刹那、焼きリンゴが小型爆弾並みの爆発をした。アーマルドがツメを差した瞬間に、中に入っていたドロドロのリンゴが一気にはじけ飛んだのだ。
「熱い熱い熱いいぃぃ――――!!」
その高温ドロドロリンゴはルカリオの顔に飛び散り、“ひのこ”以上のダメージを彼に与えてしまった。ルカリオはもがき、アーマルドは右往左往していた。
「……ごめん……」
「わざとじゃねぇんだろ? 全然気にしてねぇよ」
しばらくして、アーマルドはルカリオの顔に氷水の入った袋をあててあげていた。やはり火傷は避けられず、顔にはいくつか赤い点となって火傷の跡があった。
「それより、お前ちょっとは喋るようになったじゃんか」
「…………」
照れながらアーマルドは黙って頷いた。まだ「ごめん」の一言しか口を開いていないが、それだけでかなり成長したのだとルカリオは感じたようだ。
「ま、無理はするなよ。あ〜アーマルド。もうこの氷水冷たくないから、取り替えてくれ」
氷が完全に溶けてまるで水風船のように膨らんだ袋を、アーマルドは取り替えようと袋の底に手を回して持ち運ぼうとした。
しかしこれもまた袋にツメが刺さってしまったせいで、袋が音を立てて破裂した。行き場のなくなった水はその真下に落ちるしかない。もちろんその下にあるのは、ルカリオの顔だ。
「げほっぐほぶぐほっ!?」
大量の水がルカリオの口へ浸入する。これまたどうすることもできずにアーマルドは成り行きを見続けるしかなかった。瞬く間にベッドの上は水で濡れ、ルカリオは尋常でないほど噎(む)せている。
「てめぇドジなのか? それともわざとやってんのか? あ?」
「…………」
2度も災難に遭ったルカリオはさすがにキレてしまい、手の甲にある棘をアーマルドの首につきつけている。恐怖に怯えているアーマルドは必死に首を横に振ってルカリオの言葉を否定する。

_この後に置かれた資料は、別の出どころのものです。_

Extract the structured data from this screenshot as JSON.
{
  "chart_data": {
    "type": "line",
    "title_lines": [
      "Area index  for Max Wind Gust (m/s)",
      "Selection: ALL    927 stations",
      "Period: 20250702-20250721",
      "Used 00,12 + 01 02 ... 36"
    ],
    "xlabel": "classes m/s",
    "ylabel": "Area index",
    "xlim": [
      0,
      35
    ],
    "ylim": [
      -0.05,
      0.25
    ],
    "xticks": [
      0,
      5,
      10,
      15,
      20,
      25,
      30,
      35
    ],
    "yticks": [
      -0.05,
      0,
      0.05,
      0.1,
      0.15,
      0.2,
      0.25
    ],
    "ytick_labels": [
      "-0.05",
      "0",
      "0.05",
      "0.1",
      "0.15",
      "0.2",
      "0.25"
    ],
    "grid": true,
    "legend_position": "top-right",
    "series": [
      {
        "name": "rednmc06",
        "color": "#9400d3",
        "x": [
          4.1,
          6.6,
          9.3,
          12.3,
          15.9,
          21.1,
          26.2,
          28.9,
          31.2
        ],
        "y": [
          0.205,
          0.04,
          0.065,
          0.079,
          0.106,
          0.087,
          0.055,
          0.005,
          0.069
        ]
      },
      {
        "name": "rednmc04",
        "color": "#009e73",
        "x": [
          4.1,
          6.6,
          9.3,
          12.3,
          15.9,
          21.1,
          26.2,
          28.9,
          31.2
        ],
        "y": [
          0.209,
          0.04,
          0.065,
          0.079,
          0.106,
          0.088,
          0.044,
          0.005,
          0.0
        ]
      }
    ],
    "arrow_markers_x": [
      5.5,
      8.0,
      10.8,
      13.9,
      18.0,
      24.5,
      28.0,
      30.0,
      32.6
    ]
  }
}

「ったく、俺はケガ人なんだからもっと優しく扱えっつーの」
そう言うとアーマルドから離れ、ルカリオはアーマルドが寝ていたベッドで横になった。その時ふと自分の肩を見ると、包帯に血が滲み出ていた。
(まだ出血してるのか……取り替えた方がよさそうだな)
自分で包帯を取り替えようと、肩の包帯を外したまではよかった。だがやはり片手で新しい包帯を巻くのは困難なようで、何度も失敗している。
ふとルカリオが見たのはアーマルド。やはりこいつに頼むしかないのかと思うと、自然と溜息が出てしまった。なくなくルカリオはアーマルドに包帯を巻いてもらうことにした。
「いいか、慎重に巻けよ。失敗したらただじゃおかないからな」
脅しをかけられたアーマルドは、ゆっくりと包帯を巻き始めた。よほどルカリオの事が怖いのか、若干手が震えている。それでも確実に包帯は巻かれていった。
4回くらい巻いた頃に、アーマルドに悪魔が悪戯を仕掛けた。
「……ふぁっ……」
息を吸い、口を開けながらそう言った。これが欠伸でないとなると、考えられるのはただ1つ。反射的に激しく息を吐き出す生理現象――くしゃみだ。
「お、おいちょっと待てよアーマルド……」
それにルカリオが気付いた時には暴発寸前だった。アーマルドも全精神力を費やしてくしゃみを止めようとしたが、逆らうことは出なかった。
「……ックション!」
それ程大きなものではないが、耐え切れなくなったアーマルドはくしゃみをした。反動で体も動く。もちろん、包帯を持ったままの手も。
アーマルドの掴んでいる包帯は体の動きに合わせて引っ張られ、ルカリオの肩をきつく締め付けてしまった。
「痛っ……てえぇぇ――――!!」
肩に激痛が走り、ルカリオは悲鳴を上げる。漫画で例えるならその場で飛び上がる程の痛さのようだ。そのせいか、また包帯に血が滲んでいる。
しばらくして痛みが治まると、鬼のような形相でアーマルドの前に立ちはだかった。
「……アーマルド〜、覚悟はできてんだろうな〜?」
ルカリオに絶対に殺されると思ったのか、アーマルドは恐怖のどん底に落ち、顔からは滝のような汗が流れ落ちていた。
「ただいま〜」
夕方頃に、ヒトカゲとビッパは医者を連れて帰ってきた。ヒトカゲは早く2人に会いたかったのか、急いで階段を駆け上がり、2人のいる部屋の扉を開けた。
「お医者さん連れてきた……って、どしたの!?」
ヒトカゲが見たのは、部屋の隅っこで泣き伏しているアーマルドと、ベッドの上で胡坐をかき、頬杖をついている、物凄くお怒りモードのルカリオの姿だった。
「あの、一体何が……」
「あぁ!?」
「い、いえ、何でもないです……」
ルカリオの機嫌が直ったのは、それから2日も後の事だった。